CORES
Ice cores are cylindrical samples of ice extracted from glaciers and polar ice caps that provide valuable insights into Earth's climatic history. These cores serve as natural archives, preserving layers of snow and ice formed over thousands to hundreds of thousands of years. Scientists analyze the composition of these layers, including trapped air bubbles and isotopes, to reconstruct past climatic conditions. The trapped air bubbles contain a record of the atmosphere's composition at the time the snow was deposited, offering information about greenhouse gas concentrations.

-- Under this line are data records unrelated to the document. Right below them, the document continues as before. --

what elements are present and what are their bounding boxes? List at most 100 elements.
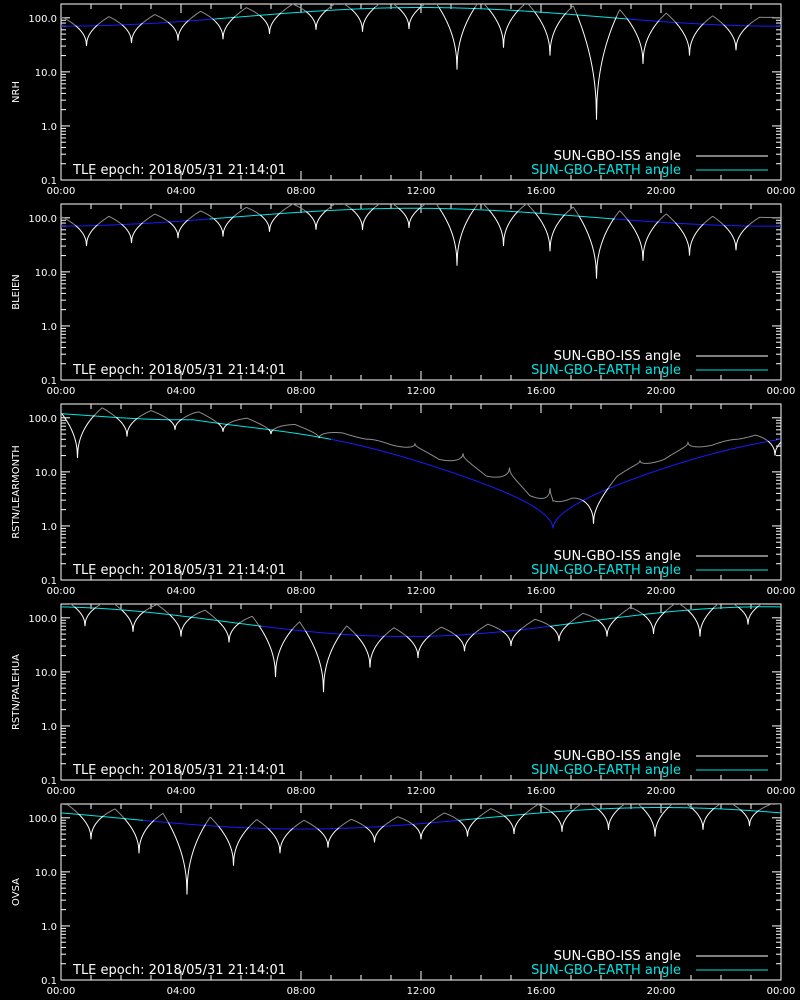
sun-gbo-iss-line <box>430 812 459 823</box>
x-tick-label: 08:00 <box>287 186 316 197</box>
sun-gbo-iss-line <box>758 804 781 811</box>
sun-gbo-iss-line <box>97 215 122 226</box>
y-tick-label: 1.0 <box>41 322 57 333</box>
sun-gbo-iss-line <box>317 827 340 848</box>
x-tick-label: 16:00 <box>527 386 556 397</box>
legend-label: SUN-GBO-ISS angle <box>554 549 681 564</box>
sun-gbo-iss-line <box>658 12 676 23</box>
sun-gbo-iss-line <box>665 604 688 612</box>
sun-gbo-iss-line <box>384 627 407 637</box>
legend-label: SUN-GBO-ISS angle <box>554 349 681 364</box>
sun-gbo-earth-line <box>61 218 210 227</box>
sun-gbo-earth-line <box>61 413 332 440</box>
sun-gbo-iss-line <box>373 204 399 209</box>
sun-gbo-iss-line <box>703 215 725 226</box>
sun-gbo-iss-line <box>181 411 218 424</box>
y-tick-label: 10.0 <box>35 468 57 479</box>
y-tick-label: 100.0 <box>28 614 57 625</box>
x-tick-label: 00:00 <box>47 186 76 197</box>
panels: 100.010.01.00.100:00 04:00 08:00 12:00 16:00… <box>11 3 796 997</box>
x-tick-label: 08:00 <box>287 386 316 397</box>
y-tick-label: 1.0 <box>41 122 57 133</box>
x-tick-label: 00:00 <box>767 386 796 397</box>
sun-gbo-iss-line <box>474 204 490 211</box>
sun-gbo-iss-line <box>192 609 218 621</box>
sun-gbo-iss-line <box>168 219 189 239</box>
sun-gbo-iss-line <box>550 809 574 832</box>
x-tick-label: 00:00 <box>47 986 76 997</box>
sun-gbo-earth-line <box>614 218 781 227</box>
legend-label: SUN-GBO-EARTH angle <box>531 963 681 978</box>
sun-gbo-iss-line <box>61 412 62 414</box>
sun-gbo-iss-line <box>642 610 666 635</box>
legend-label: SUN-GBO-EARTH angle <box>531 363 681 378</box>
sun-gbo-iss-line <box>217 422 229 432</box>
sun-gbo-iss-line <box>169 614 193 637</box>
sun-gbo-iss-line <box>279 204 307 214</box>
y-tick-label: 100.0 <box>28 414 57 425</box>
sun-gbo-iss-line <box>691 807 715 830</box>
sun-gbo-iss-line <box>582 487 609 524</box>
sun-gbo-iss-line <box>239 615 260 627</box>
sun-gbo-iss-line <box>420 4 440 8</box>
sun-gbo-iss-line <box>675 21 704 56</box>
y-tick-label: 10.0 <box>35 868 57 879</box>
sun-gbo-iss-line <box>351 207 375 230</box>
y-tick-label: 1.0 <box>41 922 57 933</box>
station-label: RSTN/LEARMONTH <box>11 445 22 539</box>
sun-gbo-iss-line <box>305 9 328 30</box>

An analysis by NIWA(National Institute of Water and Atmospheric Research) shows that the carbon dioxide concentration has been increasing abnormally compared to the trend past 800,000 years, which is in correlation with the antarctic temperature. This indicates that the degree of climate change has been worsen significantly due to the human expansion.
BOREAL
Boreal, often referred to as the boreal forest or taiga, represents a vast biome characterized by extensive stretches of coniferous trees, predominantly spruce, fir, and pine, interspersed with wetlands and lakes. This biome encircles the Earth in northern latitudes, spanning across North America, Europe, and Asia. Boreal ecosystems endure long, cold winters and short, relatively warm summers. The boreal region plays a crucial role in global carbon storage, serving as a significant reservoir of carbon in its soils and vegetation. This biome supports diverse wildlife, including iconic species like moose, bears, and wolves, as well as numerous migratory bird species.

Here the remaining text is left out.